Danabelle Gutierrez performing at Sa Tahanan Collective Exhibition 01 at Alserkal Avenue. Photo by Anna Bernice
In her seventeen years in Dubai, Filipino poet and artist Danabelle Gutierrez alternated between non-creative administrative work and being a full-time photographer. Ultimately, she says, “even if I was doing something that I loved, it isn’t enough if I’m not happy,” referring to the “toxic’’ culture in one of her creative roles. “So I took a job in admin again.” For Danabelle, who has published two books of poetry and performed at the Louvre Abu Dhabi and Emirates Airline Festival of Literature, the contrast between her day job and her artistic practice “allows [her] the mental space to imagine and live creatively outside day-to-day office life.”
Welcome Home by Clementine Paradies | Exhibited at Sa Tahanan Collective Exhibition 01 At Alserkal Avenue
On the other hand, visual artist Cholo Juan carved a path to being a full-time artist, initially arriving in Dubai in 2008 to work for a cable TV company. Cholo freelanced as an artist on the side, and was an integral member of the Brownmonkeys, a platform he thinks “paved the way for recognition in the arts scene and created opportunities for solo [art] projects.” Cholo transitioned to working as a manager and designer for studios like FN Designs and Blue Cave, participating in and organizing art festivals such as Urban Art Festival. Currently, Cholo is a full-time artist, working on project-based commercial work. Despite commercialising his practice, Cholo claims, “I need to carve time always for my own artistic practice. I don’t feel the need for it to be published, it’s just my way of keeping something to myself, a balance of feeding my soul and [paying] the bills.”

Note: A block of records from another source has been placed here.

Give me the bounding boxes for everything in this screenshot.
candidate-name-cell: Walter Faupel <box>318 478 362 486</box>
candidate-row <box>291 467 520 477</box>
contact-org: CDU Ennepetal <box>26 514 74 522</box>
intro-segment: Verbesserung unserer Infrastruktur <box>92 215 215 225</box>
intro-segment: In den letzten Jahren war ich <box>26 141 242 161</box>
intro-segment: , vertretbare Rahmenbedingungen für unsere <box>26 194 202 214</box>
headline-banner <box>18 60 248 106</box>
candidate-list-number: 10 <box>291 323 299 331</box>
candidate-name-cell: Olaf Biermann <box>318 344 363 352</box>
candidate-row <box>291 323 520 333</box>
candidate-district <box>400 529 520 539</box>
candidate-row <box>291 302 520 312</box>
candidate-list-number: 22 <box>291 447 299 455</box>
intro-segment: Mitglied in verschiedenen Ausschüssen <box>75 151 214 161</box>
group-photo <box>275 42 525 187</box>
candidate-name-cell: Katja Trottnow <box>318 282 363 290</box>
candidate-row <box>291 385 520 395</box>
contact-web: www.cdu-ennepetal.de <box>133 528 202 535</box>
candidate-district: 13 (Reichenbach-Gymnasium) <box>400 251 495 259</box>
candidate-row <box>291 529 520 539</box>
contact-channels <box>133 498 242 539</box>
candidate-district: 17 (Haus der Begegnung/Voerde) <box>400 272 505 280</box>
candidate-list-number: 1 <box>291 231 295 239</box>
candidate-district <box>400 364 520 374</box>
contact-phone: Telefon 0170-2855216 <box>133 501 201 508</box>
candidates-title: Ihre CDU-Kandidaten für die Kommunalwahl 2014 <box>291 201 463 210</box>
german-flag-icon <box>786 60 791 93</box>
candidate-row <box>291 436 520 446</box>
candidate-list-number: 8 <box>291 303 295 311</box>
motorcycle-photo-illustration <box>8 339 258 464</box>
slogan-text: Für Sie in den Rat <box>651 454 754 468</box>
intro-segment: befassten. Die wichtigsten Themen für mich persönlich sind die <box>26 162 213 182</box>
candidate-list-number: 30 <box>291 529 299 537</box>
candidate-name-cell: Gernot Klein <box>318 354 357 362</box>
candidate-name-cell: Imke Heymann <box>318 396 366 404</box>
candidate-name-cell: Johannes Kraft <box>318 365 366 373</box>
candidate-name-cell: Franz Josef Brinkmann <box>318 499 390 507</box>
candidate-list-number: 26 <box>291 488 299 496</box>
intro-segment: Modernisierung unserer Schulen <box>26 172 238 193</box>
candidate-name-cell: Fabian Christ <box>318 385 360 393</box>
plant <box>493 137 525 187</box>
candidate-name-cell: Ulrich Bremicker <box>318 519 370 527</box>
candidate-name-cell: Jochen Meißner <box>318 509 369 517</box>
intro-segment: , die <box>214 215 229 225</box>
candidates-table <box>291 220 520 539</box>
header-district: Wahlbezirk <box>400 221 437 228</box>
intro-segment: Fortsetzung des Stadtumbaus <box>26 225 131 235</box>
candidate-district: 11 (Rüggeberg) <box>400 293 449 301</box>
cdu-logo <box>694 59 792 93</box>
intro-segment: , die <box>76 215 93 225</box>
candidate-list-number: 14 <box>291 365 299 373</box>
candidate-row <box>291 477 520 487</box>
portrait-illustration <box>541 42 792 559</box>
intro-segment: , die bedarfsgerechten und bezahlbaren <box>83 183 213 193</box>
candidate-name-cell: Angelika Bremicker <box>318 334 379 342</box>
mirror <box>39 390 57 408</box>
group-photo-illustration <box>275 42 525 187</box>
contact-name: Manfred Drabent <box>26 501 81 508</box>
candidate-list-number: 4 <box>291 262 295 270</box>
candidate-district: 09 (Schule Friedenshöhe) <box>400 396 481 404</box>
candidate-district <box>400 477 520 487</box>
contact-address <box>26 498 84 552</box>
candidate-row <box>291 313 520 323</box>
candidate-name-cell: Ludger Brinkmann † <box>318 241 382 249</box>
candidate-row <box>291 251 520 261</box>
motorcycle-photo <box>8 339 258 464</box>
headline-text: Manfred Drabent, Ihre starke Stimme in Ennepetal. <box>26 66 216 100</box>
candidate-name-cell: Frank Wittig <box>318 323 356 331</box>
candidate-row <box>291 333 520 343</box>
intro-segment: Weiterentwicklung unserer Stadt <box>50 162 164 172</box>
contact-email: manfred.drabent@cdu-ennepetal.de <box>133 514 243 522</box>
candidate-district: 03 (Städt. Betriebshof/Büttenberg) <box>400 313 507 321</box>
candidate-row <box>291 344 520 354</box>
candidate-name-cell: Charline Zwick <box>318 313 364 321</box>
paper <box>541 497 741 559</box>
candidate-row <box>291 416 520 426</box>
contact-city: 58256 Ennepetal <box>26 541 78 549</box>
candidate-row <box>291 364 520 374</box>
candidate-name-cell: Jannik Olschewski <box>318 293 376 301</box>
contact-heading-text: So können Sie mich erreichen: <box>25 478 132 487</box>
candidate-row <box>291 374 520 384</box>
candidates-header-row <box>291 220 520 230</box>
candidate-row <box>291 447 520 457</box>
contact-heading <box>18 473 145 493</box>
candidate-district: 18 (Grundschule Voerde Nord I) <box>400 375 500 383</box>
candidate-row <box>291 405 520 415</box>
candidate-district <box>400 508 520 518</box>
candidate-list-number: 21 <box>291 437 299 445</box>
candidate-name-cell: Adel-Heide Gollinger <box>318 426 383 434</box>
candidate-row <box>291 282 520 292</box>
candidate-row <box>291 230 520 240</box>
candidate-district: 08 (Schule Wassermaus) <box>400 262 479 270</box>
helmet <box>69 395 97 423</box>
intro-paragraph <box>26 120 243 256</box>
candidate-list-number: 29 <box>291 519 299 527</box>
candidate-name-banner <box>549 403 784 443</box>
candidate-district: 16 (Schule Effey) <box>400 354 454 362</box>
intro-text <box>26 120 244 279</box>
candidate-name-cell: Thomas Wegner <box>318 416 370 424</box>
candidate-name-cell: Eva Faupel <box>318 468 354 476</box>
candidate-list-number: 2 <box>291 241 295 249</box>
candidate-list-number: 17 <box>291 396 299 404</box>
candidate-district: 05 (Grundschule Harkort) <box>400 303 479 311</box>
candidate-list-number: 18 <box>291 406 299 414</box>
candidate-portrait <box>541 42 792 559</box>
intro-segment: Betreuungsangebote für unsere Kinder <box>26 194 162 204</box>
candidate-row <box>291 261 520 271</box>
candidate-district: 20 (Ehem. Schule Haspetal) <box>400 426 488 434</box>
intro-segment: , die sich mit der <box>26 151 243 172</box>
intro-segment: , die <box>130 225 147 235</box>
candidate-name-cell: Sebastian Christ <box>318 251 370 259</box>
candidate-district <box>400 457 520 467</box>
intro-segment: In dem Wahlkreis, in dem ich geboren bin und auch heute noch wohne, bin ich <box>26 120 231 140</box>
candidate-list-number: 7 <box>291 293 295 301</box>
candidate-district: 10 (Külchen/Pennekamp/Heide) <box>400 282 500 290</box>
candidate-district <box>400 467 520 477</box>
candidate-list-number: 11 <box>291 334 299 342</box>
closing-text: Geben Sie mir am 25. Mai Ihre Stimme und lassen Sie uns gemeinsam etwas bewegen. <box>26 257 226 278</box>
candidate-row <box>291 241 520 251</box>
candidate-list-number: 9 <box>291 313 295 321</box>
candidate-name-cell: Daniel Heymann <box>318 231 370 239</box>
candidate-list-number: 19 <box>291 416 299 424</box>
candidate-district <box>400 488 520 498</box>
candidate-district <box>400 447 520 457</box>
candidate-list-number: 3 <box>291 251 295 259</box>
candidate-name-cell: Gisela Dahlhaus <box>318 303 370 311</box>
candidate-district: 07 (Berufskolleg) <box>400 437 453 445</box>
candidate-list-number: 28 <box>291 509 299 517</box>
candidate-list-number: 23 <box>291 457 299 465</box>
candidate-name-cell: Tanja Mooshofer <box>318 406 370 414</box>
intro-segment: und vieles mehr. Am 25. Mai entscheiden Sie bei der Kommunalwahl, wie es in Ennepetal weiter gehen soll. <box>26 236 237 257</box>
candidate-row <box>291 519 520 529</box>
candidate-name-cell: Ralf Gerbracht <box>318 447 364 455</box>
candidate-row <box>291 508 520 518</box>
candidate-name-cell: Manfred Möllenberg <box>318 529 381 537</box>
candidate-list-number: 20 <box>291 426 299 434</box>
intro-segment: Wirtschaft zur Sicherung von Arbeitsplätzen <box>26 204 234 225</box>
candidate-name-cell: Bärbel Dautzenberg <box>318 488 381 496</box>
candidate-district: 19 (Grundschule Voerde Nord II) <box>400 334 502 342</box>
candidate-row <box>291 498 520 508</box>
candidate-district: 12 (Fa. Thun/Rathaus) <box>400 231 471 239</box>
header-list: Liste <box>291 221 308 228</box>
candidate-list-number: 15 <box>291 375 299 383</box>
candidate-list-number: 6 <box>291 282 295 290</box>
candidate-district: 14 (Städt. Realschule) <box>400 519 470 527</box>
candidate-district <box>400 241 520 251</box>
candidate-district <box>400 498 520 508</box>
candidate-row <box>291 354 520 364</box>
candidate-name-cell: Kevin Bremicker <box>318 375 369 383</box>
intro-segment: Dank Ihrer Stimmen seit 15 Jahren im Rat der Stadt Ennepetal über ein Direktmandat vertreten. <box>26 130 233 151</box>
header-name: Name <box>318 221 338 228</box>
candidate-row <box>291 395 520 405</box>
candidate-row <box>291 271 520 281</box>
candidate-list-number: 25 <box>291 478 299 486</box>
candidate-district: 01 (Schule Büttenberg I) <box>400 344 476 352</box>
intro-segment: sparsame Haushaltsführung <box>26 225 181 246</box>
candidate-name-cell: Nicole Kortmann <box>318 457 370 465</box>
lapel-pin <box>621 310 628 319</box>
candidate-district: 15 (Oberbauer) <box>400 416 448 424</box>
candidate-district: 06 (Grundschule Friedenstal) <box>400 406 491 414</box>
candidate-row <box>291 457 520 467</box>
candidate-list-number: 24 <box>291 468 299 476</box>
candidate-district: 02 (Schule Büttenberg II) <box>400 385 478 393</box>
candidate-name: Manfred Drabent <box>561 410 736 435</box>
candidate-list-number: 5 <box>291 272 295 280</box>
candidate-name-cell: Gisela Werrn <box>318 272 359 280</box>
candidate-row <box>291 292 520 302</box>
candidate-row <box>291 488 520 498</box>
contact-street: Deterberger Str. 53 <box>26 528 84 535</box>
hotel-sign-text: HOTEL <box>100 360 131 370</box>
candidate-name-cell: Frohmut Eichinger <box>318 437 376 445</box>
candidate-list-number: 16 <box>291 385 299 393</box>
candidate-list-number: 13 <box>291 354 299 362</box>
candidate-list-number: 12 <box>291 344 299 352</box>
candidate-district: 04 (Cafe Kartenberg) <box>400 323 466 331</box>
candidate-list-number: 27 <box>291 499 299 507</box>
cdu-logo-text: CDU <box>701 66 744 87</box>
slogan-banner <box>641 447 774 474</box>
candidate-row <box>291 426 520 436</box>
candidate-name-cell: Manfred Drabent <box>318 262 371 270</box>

Cholo and Danabelle’s insights offer a snapshot of the Filipino as an overseas artist in Dubai. However, analysing the disposition of the Filipino as an overseas artist is a complex weave in the fabric of understanding the plight of the Filipino as an overseas worker. With our primary identities in Dubai tied to employment, many Filipino artists may not have the time or resources to pursue their practice. “The question of Filipino art being incorporated “enough”—I think is about quantity, not quality,” says Danabelle. “Maybe 5% [of Dubai’s Filipino population] are interested in the arts. Maybe 50% of that 5% have the resources to make their own art, and then maybe again 50% of those are willing to share it.”
For Filipino overseas artists in Dubai, then, being temporary labourers and practicing artists forces us to negotiate the existence of our labour-driven bodies with art-making, inclusion, representation, and identity-building in migratory places. Ours is an identity hyphenated by our day and night jobs. As we navigate Dubai as non-citizens, we tread in the in-between as cultural and labour producers, exchanging the taxation of our labour income for the taxation of our emotional labour in a place that isn’t ours.